The Non-SPP

The Security and Prosperity Partnership of North America (SPP) project will offer We The People of the United States neither. Read it for yourself at the SPP’s Home on the web. If you wish for the US to be merged into some conglomeration where you have even less say-so than you think you do now (although many of us know that we actually have a lot of say-so when we exercise it), then you’re probably not interested in becoming a member of US-First, either…so long. With all that cheap labor south of the border, why…even more of our decent-paying and sorely-needed manufacturing jobs and infrastructure will disappear. Have we forgotten the words of Ben Franklin, that stodgy old white stale-male fart who said, “Any society that would give up a little liberty to gain a little security will deserve neither and lose both.“?

How could we possibly be served by a 10-car/6-rail line that looks like a tree with its trunk on the border of Texas and Mexico? In Texas alone, if the Trans-Texas Corridor ran the 508 miles from Laredo to Wichita Falls (actually goes up I-35 thru Dallas/Ft. Worth for well more than 500 miles total), eminent domain will be used to confiscate at least 10,000 acres (one-tenth of the King Ranch!) for this monstrosity. (Based on 16 lanes, 12 feet wide each, plus 8-foot buffer zones on the outsides, for a distance of 500 miles, calculated as follows: One acre is 208×210 feet, one mile is 5280 feet — that’s 500 miles x 25 acres/mile = 12,500 acres.) On the other hand, we are well-served by the US Interstate Highway system, which covers our nation like a net, affording modern and rapid travel from anywhere to anywhere within our borders, not just from the border with Mexico northward.

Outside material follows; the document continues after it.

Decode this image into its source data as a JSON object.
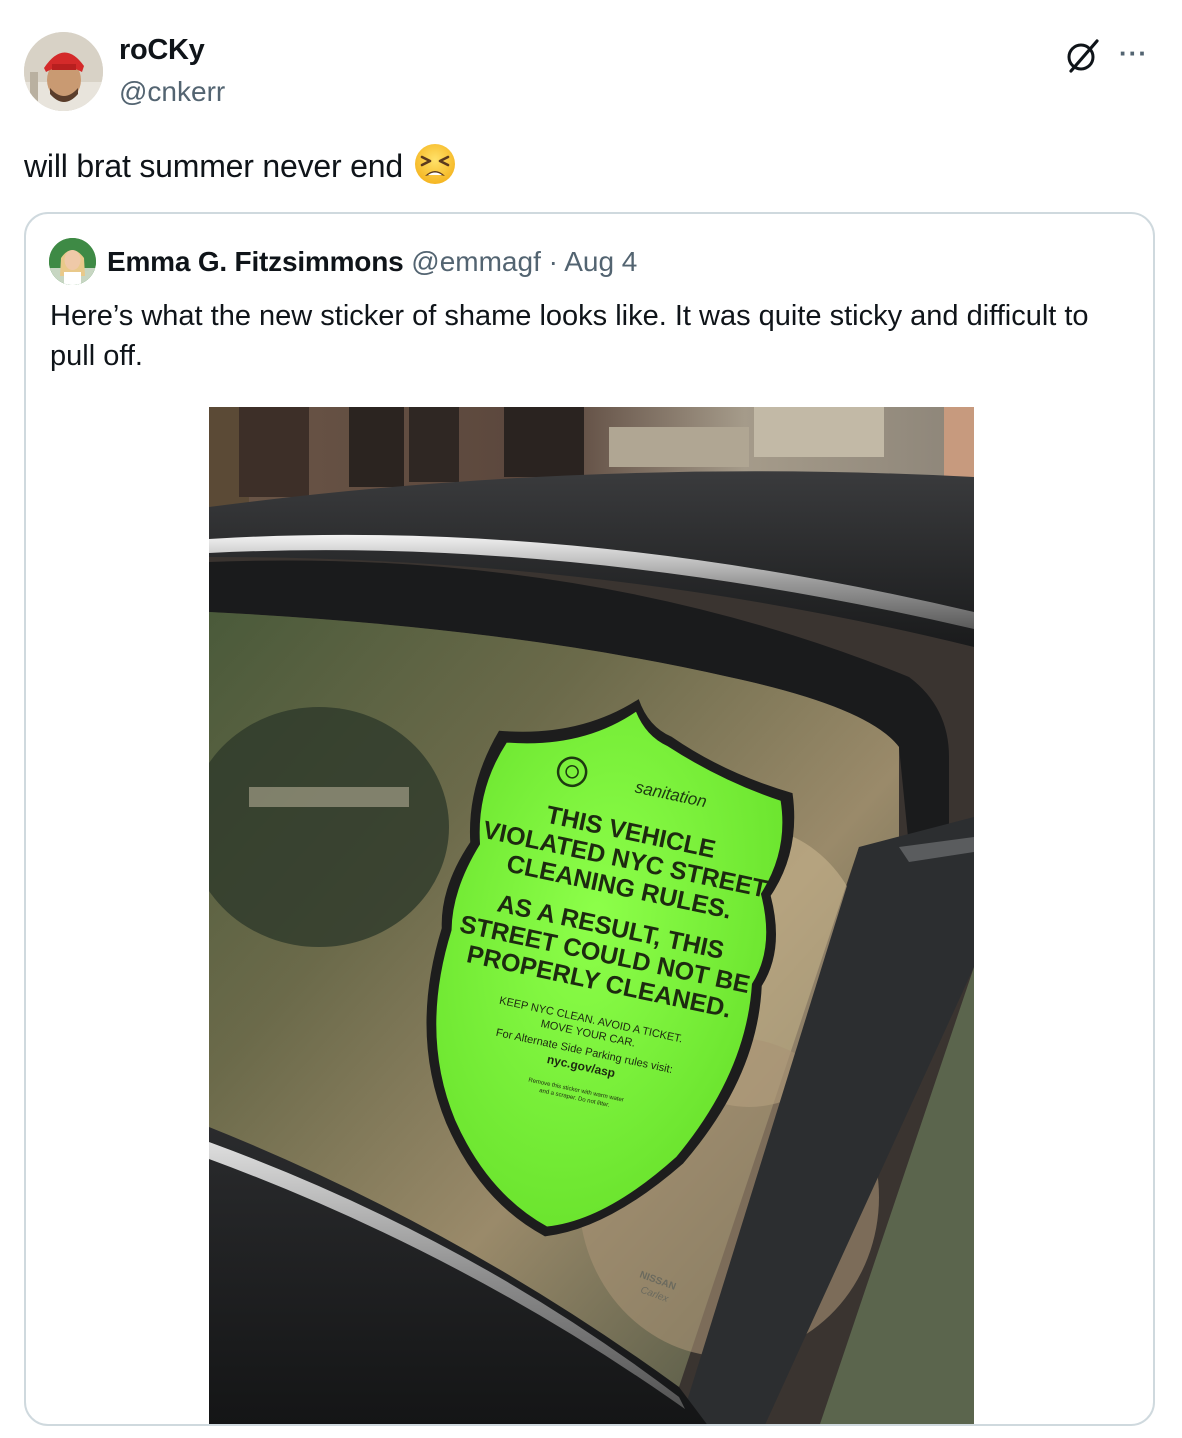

Mexico has pledged to help us secure our common border. Uh-huh. So far, we’ve also noted that they have offered us some good and cheap land about 300 miles south of Galveston. Our troops, if brought home from Europe and Asia, could do quite a nice job of securing our borders, thank you. (Our Navy’s aircraft carriers and subs will insure that we can project our power into Europe and Asia, if it should be needed.)

After we’ve finally shut down the last of the manufacturing facilities we need to equip our armed forces, what shall we do when the friends who supply our needs today become tomorrow’s enemies? Maybe they’d be stupid like us and sell us the rope we’d use to hang them. I’m not willing to bank on it — certainly not with the Chinese or the Arabs.